On Thursday, scientists announced in Beijing that they can finally answer the long-standing question of how one kind of neutrino changes into another.
"This is a new type of neutrino oscillation. Our precise measurements will complete the understanding of neutrino oscillation and pave the way for future understanding of the mystery of the universe," said Wang Yifang, a researcher at China's Institute of High Energy Physics (IHEP) and Chinese project manager of the Daya Bay experiment.
More than 100 scientists from China, US, Russia and other countries and regions conducted the research between Dec 24, 2011 and Feb 17, in an underground laboratory located close to the Daya Bay Reactor in Guangdong province.

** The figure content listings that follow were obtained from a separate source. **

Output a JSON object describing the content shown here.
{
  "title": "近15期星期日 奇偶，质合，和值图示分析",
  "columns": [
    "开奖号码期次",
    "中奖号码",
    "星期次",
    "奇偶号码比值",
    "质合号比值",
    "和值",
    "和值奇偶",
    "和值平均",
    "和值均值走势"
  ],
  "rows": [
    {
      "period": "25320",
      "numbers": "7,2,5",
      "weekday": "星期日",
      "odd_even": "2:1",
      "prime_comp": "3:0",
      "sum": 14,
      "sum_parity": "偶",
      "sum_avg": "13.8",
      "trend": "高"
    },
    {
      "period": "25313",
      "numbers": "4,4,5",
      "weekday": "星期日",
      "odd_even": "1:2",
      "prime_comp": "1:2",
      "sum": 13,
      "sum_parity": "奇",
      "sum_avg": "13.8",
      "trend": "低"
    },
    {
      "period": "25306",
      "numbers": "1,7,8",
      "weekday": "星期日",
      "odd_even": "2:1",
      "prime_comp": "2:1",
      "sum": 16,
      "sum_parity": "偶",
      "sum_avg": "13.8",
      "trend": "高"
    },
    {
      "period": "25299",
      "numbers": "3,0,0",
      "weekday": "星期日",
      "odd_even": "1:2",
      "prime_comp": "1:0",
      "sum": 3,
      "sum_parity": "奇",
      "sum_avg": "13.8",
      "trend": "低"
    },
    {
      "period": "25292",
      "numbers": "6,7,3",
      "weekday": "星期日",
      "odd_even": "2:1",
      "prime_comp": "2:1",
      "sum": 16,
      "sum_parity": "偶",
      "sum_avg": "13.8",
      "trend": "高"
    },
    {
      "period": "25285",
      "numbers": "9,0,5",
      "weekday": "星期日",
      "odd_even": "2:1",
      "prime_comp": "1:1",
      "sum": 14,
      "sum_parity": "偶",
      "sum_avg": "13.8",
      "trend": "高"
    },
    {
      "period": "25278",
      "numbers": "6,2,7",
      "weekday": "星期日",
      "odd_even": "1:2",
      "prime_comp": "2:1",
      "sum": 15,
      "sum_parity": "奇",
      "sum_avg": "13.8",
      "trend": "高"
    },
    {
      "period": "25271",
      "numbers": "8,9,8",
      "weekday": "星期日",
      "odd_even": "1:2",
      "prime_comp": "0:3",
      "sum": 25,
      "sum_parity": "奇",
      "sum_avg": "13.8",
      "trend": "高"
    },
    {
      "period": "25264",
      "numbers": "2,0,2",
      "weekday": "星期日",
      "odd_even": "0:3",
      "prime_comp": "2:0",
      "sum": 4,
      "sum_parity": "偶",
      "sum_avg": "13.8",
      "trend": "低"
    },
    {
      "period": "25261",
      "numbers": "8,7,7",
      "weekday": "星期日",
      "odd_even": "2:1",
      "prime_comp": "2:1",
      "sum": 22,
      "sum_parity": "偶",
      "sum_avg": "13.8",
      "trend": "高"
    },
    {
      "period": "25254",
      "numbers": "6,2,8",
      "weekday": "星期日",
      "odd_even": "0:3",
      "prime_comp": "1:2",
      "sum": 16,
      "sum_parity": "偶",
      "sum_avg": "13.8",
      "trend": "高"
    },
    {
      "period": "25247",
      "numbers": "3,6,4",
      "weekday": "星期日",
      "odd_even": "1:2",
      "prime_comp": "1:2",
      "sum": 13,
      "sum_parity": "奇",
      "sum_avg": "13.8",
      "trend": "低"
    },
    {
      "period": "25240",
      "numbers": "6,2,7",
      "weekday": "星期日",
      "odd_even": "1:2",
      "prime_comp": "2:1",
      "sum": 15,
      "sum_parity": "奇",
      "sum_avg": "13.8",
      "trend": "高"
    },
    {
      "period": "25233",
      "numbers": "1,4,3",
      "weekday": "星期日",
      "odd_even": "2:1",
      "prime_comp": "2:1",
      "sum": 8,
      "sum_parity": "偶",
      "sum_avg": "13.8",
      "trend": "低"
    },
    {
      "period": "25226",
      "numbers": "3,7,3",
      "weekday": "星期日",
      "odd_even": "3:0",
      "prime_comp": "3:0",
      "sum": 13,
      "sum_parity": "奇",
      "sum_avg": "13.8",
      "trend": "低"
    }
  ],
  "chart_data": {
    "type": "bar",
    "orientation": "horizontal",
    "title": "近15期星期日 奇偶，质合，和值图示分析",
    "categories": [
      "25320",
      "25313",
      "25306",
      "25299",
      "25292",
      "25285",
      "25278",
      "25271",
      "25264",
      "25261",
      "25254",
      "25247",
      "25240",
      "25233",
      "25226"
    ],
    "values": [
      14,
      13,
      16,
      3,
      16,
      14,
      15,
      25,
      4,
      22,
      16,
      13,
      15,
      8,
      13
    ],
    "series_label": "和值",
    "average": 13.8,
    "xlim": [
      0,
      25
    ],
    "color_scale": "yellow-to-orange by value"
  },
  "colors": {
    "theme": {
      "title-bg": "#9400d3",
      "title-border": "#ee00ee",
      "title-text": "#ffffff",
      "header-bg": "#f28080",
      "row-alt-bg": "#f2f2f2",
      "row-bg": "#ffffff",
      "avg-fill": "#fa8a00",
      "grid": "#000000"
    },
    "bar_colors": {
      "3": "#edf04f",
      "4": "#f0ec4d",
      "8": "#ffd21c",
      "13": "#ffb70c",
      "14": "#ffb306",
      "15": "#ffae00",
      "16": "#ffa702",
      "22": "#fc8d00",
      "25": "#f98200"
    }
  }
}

Physicists believe the neutrino is the elementary particle of all materials. They have found three different kinds of neutrino, each of which has the ability to change into another.
Japanese scientist Masatoshi Koshiba and American physicist and chemist Raymond Davis Jr. discovered two of the ways in which neutrinos change, and both of them won the Nobel Prize. Now the Chinese scientists say they have found a third way.
However, when asked if their research might bring a Nobel Prize to China, Chen Hesheng, a researcher at the IHEP, demurred.
"This new finding is only the start of a long-term project, which will be conducted for decades by scientists all around the globe," Chen said.
"This is also an achievement for international cooperation," he added. " I'd like to say that we still have a long way to go."